Saturday, October 09, 2004

What We'll Never Know

When my kid does something bad at school -- and he did something bad at school this week -- you can't help wondering as a divorced parent whether the divorce plays into it a little, a lot, or not at all.

It's something tough about being divorced with kids. As guilty as you can feel about times when you might let your kids down or perhaps do the wrong thing by them as a married parent, you can't imagine how guilty you can feel as a divorced parent.

The phrase "broken home" still haunts one, however far it's flown from the common parlance and no matter how modern everyone likes to pretend to be about divorce, you often have very dark moments wondering, "Would he have done this if I were still married? Is it about the divorce?" You can see the word "broken" in the furrows of the brows of some teachers, some principals, you wonder if you're being paranoid, you wonder what people say behind your back, you wonder what the school psychologist has helpfully noted in your kid's school record.

Divorced parents will never know. Nor will widowed parents. Things happen and kids do dumb things -- all part of growing up -- but "in tact" families have the luxury of not "going there" in their deep dark moments -- try 3:00am in bed without a spouse who use to make 3:00am feel a lot safer -- wondering "is this normal run-of-the-mill kid stuff, or is this about THAT?" And THAT can be so many things. THAT can be a divorce, or a death of a parent, or simply the more and more routine fact of a child raised from birth by one parent, or a family where a sibling has died.

But many of the THAT's I mention are not volitional. No one spends two years and a lot of money getting widowed intentionally.
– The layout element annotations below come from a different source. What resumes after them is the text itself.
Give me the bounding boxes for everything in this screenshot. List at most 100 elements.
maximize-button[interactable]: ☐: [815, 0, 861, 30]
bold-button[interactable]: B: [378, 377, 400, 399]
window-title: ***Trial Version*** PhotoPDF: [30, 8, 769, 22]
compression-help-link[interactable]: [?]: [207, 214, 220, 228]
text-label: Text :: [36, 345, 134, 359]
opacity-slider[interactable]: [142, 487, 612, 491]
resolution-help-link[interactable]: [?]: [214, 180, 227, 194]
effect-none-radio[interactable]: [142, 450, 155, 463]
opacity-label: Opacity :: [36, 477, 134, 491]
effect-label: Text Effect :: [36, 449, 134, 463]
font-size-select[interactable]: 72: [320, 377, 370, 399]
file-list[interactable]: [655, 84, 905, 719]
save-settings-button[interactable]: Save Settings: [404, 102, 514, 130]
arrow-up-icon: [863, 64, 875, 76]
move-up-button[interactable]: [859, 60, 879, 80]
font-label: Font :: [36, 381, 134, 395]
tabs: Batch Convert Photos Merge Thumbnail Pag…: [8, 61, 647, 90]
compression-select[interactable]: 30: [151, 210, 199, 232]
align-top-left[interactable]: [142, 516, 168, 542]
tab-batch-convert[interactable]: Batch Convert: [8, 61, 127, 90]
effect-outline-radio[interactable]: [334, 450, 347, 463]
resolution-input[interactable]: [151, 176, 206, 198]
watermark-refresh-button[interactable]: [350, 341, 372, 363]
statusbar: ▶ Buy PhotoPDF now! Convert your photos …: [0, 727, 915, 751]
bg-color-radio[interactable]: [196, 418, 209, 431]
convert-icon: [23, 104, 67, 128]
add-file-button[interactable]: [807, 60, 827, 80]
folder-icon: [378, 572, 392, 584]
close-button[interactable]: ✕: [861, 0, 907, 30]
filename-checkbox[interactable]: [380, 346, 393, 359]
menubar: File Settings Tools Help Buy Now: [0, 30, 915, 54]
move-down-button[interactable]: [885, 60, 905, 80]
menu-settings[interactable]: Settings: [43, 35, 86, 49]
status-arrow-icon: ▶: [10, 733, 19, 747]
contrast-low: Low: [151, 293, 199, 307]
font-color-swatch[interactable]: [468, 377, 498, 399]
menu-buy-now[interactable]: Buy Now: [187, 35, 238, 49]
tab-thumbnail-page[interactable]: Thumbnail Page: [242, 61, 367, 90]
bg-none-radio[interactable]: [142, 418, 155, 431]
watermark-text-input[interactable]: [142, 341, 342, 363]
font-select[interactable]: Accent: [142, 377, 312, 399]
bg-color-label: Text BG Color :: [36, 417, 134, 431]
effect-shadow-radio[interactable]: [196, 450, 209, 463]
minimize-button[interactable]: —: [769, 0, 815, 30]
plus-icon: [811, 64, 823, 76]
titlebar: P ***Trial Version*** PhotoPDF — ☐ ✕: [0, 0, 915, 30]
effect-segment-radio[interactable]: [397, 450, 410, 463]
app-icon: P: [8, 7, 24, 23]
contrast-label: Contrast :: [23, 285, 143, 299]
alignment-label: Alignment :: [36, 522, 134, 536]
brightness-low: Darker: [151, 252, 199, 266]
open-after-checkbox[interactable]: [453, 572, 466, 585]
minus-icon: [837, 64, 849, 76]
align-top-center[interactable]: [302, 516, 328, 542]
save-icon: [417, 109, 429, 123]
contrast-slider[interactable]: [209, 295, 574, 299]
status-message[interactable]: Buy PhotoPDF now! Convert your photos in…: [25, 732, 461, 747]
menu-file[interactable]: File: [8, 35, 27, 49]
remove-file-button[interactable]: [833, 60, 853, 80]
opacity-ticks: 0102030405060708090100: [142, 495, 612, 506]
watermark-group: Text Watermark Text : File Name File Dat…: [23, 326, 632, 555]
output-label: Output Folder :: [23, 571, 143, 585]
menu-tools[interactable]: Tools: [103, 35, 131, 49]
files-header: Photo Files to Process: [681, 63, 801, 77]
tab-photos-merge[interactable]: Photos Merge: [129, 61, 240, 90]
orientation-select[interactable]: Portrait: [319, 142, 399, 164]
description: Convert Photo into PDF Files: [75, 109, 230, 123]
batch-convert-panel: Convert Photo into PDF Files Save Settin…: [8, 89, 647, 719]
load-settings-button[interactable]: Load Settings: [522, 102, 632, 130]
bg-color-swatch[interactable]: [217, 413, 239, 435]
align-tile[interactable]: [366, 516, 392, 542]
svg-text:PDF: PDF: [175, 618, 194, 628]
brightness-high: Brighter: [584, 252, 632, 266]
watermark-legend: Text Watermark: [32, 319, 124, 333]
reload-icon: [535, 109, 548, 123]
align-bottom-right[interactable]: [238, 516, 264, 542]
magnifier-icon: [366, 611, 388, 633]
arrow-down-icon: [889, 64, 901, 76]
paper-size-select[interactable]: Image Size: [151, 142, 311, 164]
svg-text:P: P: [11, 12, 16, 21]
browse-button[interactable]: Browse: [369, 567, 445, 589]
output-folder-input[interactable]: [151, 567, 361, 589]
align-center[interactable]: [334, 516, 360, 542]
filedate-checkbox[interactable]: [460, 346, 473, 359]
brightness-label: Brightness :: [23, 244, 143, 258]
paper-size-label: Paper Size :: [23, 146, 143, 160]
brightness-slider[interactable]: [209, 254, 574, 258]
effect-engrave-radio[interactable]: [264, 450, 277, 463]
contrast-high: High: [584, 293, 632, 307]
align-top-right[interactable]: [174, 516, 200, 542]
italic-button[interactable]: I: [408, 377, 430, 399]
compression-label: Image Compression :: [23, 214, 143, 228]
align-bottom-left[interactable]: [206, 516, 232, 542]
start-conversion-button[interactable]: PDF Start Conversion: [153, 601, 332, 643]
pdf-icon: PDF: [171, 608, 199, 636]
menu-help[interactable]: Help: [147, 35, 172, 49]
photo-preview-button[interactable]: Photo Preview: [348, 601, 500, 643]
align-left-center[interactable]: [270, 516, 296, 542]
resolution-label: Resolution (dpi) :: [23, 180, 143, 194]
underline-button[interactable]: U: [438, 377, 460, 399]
So divorce carries its own little guilty heart dagger of knowing you chose to get divorced to save your sanity and your life, and perhaps it was selfish and really ruined your kid's life in the process. Sometimes I think of it as getting a seat in a lifeboat and wondering if you've left your kids up on the deck of a sinking ship in some way. I got out relatively unscathed, but did my son?

Again, these are the dark moments when you let your thoughts run away with you, because in the light of day, you know you're all probably better off and happier now separated from your former spouse. No one goes through such hell for no good reason.

But when your little guiltfest is done, you have to acknowledge that whatever your kid did, they might have done the same damned thing if you were married, or something even worse if you'd remained unhappily married. The bottom line is, we'll never know.